Coping: With Presidents’ Day — 10 Comments

  1. As regards the “prayers direct” reader: Jesus did not say pray to him. Praying to the dead is verboten as well. What Jesus did say about praying, is to pray like this: “Our Father, who art in heaven … ” There’s more, anyone with interest can Google the rest. So, looks like the reader is doing as we were told to do anyhow.

  2. No visible neighbors, and only a dog barking in the distance. What a wonderful case of American exceptionalism. How many humans on the earth can afford to live like that?Not the 90 plus humans who lived a subsidence lifestyle in order for each of you (Americans) to have that life.

    My wife and I walked to coffee today. Greeted 8 Ecuadorians on the street by first name, had more than 16 people stop by our table for a hug or a chat. Half were not Americans. Spontaneously sang happy birthday for one of them. Home for lunch to free up our table for the lunch crowd. Nap in my recliner after lunch, dog barking, roosters crowing, screaming kids throwing water in the street. (It’s carnivale week.) A hike up the mountain after 4PM when the uv goes down. Will do about 500 ft vertical during the three miles. Seems like once a human de-stresses, noise is no longer a factor in one’s life. My blood pressure is lower than it has ever been. It helps to be able to look out the window and see beauty in every direction.

  3. A 3 day weekend ? You must not be living in the right place! It’s Mardi Gras in Lafayette, LA. Most people have a 4 or 5 day weekend.

  4. The ‘spot’ video from BD and the research into compunism really reminds me of one of my favorite video shorts- ‘Keloid’. Seems like a relatively plausible outcome of the current advances being made in AI. http://biglazyrobot.com/keloid/ Now if only they’d make a feature film out of it! :-)
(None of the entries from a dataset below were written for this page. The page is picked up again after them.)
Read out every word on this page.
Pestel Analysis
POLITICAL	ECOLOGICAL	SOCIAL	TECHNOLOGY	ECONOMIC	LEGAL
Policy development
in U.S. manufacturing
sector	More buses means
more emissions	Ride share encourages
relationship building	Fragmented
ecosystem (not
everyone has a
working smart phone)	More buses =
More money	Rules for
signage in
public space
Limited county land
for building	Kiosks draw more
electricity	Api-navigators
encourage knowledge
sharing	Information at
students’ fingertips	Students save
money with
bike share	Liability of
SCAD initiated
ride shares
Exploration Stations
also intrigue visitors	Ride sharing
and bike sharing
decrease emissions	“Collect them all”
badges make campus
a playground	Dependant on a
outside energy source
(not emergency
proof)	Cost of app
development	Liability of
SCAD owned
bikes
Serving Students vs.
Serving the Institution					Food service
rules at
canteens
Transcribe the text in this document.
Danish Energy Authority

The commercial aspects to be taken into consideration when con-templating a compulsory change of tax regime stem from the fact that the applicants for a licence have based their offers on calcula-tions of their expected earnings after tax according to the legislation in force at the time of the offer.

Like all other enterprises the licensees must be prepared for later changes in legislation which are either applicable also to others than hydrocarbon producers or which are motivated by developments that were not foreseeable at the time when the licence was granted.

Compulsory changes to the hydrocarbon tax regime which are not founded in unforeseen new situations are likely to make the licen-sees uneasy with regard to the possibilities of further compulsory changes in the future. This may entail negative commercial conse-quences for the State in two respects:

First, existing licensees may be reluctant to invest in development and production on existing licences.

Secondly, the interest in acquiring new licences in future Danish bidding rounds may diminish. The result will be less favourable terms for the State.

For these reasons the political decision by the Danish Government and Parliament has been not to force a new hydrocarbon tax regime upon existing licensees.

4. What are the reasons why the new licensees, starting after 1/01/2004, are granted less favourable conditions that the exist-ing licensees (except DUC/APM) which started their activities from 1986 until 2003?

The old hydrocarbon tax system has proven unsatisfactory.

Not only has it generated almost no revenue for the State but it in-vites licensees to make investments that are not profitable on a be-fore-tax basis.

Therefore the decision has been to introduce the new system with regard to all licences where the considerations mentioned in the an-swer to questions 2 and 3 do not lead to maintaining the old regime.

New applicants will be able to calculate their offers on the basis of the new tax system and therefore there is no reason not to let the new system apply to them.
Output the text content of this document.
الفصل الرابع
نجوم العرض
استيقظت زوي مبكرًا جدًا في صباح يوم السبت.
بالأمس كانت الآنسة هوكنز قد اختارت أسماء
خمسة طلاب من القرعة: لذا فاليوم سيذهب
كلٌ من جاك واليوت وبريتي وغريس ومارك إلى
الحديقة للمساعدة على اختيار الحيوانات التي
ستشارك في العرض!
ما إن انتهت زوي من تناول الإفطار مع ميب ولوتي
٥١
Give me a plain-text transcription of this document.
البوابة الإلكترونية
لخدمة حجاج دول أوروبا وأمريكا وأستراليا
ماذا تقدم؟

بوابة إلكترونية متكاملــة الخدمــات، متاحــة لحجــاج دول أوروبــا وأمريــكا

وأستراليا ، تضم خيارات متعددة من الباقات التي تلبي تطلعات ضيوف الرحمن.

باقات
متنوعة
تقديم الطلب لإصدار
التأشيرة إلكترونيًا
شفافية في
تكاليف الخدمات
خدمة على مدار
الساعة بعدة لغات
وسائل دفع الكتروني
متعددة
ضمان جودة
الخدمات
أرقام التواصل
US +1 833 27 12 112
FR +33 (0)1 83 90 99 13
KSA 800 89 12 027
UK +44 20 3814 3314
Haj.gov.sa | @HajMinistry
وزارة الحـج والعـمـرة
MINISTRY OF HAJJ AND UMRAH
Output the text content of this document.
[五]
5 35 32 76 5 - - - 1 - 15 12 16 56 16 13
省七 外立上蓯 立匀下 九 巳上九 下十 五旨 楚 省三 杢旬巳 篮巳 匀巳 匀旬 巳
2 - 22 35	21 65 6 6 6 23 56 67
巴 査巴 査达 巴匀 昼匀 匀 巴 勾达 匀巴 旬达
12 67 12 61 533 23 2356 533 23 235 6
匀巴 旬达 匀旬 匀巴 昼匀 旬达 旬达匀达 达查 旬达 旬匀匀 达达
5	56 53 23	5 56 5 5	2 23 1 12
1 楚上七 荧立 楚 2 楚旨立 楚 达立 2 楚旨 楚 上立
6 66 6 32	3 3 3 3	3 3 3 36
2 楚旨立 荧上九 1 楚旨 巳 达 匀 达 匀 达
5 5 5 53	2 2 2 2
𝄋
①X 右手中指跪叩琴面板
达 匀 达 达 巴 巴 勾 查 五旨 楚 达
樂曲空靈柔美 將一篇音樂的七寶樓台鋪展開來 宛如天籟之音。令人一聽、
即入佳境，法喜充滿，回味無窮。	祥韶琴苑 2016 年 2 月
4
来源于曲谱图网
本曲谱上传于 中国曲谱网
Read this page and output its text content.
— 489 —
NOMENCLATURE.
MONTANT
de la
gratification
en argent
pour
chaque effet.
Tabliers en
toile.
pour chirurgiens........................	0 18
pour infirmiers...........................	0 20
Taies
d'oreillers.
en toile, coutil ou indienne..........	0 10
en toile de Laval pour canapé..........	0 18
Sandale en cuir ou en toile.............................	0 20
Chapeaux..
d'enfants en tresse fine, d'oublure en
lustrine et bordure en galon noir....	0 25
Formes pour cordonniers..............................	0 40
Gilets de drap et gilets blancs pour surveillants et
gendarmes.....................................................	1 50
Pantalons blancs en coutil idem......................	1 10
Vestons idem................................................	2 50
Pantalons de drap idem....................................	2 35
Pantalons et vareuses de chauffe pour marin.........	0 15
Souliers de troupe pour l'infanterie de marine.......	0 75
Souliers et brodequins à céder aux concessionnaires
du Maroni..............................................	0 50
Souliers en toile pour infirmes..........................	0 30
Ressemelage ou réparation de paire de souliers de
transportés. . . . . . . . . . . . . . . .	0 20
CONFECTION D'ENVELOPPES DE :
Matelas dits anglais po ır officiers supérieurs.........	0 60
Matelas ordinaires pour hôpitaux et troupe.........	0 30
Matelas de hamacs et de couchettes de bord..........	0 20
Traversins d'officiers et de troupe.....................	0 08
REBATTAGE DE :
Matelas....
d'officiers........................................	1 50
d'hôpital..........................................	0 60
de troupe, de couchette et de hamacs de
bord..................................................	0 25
    Great information on compunism, George! Really enjoyed the long version yesterday. Keep up the great work!

    • Yet another reason why people who read Urban are only getting half the story. The deeper thinking is on Peoplenomics.
      Saturday, we’ll show on compunism has wrecked the music industry.
      Give me a network and enough software and I can wreck any industry you name.
      Hell…even the world’s oldest profession has been replaced with webcams and porn.
      So THIS is progress?

  5. George, I found this note on another site this morning, thought I would share. Hanjin shipping is pulling out of Portland. They are the biggest (one of?)shipping companies coming into the port there. Will someone else take advantage of the gap? If not, probably hundreds of high paying jobs lost and higher freight costs for a good section of the country.

  6. George: I think that you should just relax on your cruise – no flying, no scanning news headlines, no writing columns. That is what a ‘get-away’ should be, especially, since you are so diligent with your just about every day columns. Having been a reader from the very beginning, I think you are entitled to some dedicated r&r.

  7. Hi George,

    Like you we are getting ready to sail. We leave out of San Pedro Calif. Feb. 17th on the Princess ship Grande. It is a 15 day trip to Hawaii with a stop in Ensenada.

    Have a great trip and we will be looking forward to reading your blog each morning.